Espacio de opinión en el que se aúnan las artes escénicas, el panorama político, el cine, la radio, y la televisión. Además de la cultura en general y la vida en particular. Su autor es Bernardo Sánchez Salas, escritor, doctor en filología hispánica y guionista.

Sobre el autor

Bernardo Sánchez Salas (Logroño, 1961) Escritor, Doctor en Filología Hispánica, guionista de cine y televisión y autor teatral: Premio Max en 2001 por la adaptación escénica de la película El verdugo y adaptador, también, de obras de Arthur Miller (El precio, nominado en 2003 al Max a la mejor adaptación), Tirso de Molina (La celosa de sí misma), Antonio de Solís y Rivadeneyra (Un bobo hace ciento) –ambas para la Compañía Nacional de Teatro Clásico-, Aristófanes (La asamblea de las mujeres), Edgar Neville (El baile), Howard Carter Beane (Como abejas atrapadas en la miel), Jeff Baron (Visitando al señor Green, nominado en 2007 al Max a la mejor adaptación) o Rafael Azcona (El pisito). Sus trabajos teatrales –realizados para unidades de producción públicas y privadas- han sido dirigidas por Luis Olmos, Jorge Eines, Tamzin Townsend, Juan Echanove, Sergio Renán, Esteve Ferrer, o Juan Carlos Pérez de La Fuente. Es también autor de textos teatrales originales como Donde cubre y La sonrisa del monstruo (dirigidos por Laura Ortega para la RESAD), El sillón de Sagasta (dirigido por Ricardo Romanos) y La vida inmóvil (dirigida por Frederic Roda). Ha publicado estudios sobre el dramaturgo del siglo XIX Bretón de los Herreros y editado algunas de sus obras; fue corresponsal de la revista El público.
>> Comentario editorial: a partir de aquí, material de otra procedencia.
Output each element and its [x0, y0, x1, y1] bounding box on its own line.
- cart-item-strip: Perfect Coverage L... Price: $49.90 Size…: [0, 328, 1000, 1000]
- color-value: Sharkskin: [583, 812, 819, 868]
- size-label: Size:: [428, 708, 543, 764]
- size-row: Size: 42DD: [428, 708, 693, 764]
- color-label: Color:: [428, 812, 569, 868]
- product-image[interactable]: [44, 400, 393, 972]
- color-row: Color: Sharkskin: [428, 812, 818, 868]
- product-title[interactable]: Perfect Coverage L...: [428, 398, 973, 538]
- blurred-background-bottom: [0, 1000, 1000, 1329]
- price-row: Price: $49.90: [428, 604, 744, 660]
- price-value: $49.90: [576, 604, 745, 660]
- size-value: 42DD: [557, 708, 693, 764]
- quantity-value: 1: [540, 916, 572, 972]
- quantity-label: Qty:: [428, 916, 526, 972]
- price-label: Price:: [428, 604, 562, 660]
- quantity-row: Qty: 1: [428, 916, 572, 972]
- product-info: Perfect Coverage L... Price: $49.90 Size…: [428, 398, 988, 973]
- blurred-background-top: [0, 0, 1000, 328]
Autor del conjunto de relatos Sombras Saavedra (2001), publicado por José Luis Borau en “El Imán” y de monografías individuales y/o colectivas sobre Rafael Azcona, Bigas Luna, Luchino Visconti, Viçenc Lluch, José Luis Borau, Eduardo Ducay, Antonio Mingote, Pedro Olea, el Documental Español, la Literatura y el Cine en España o El Quijote y el Cine.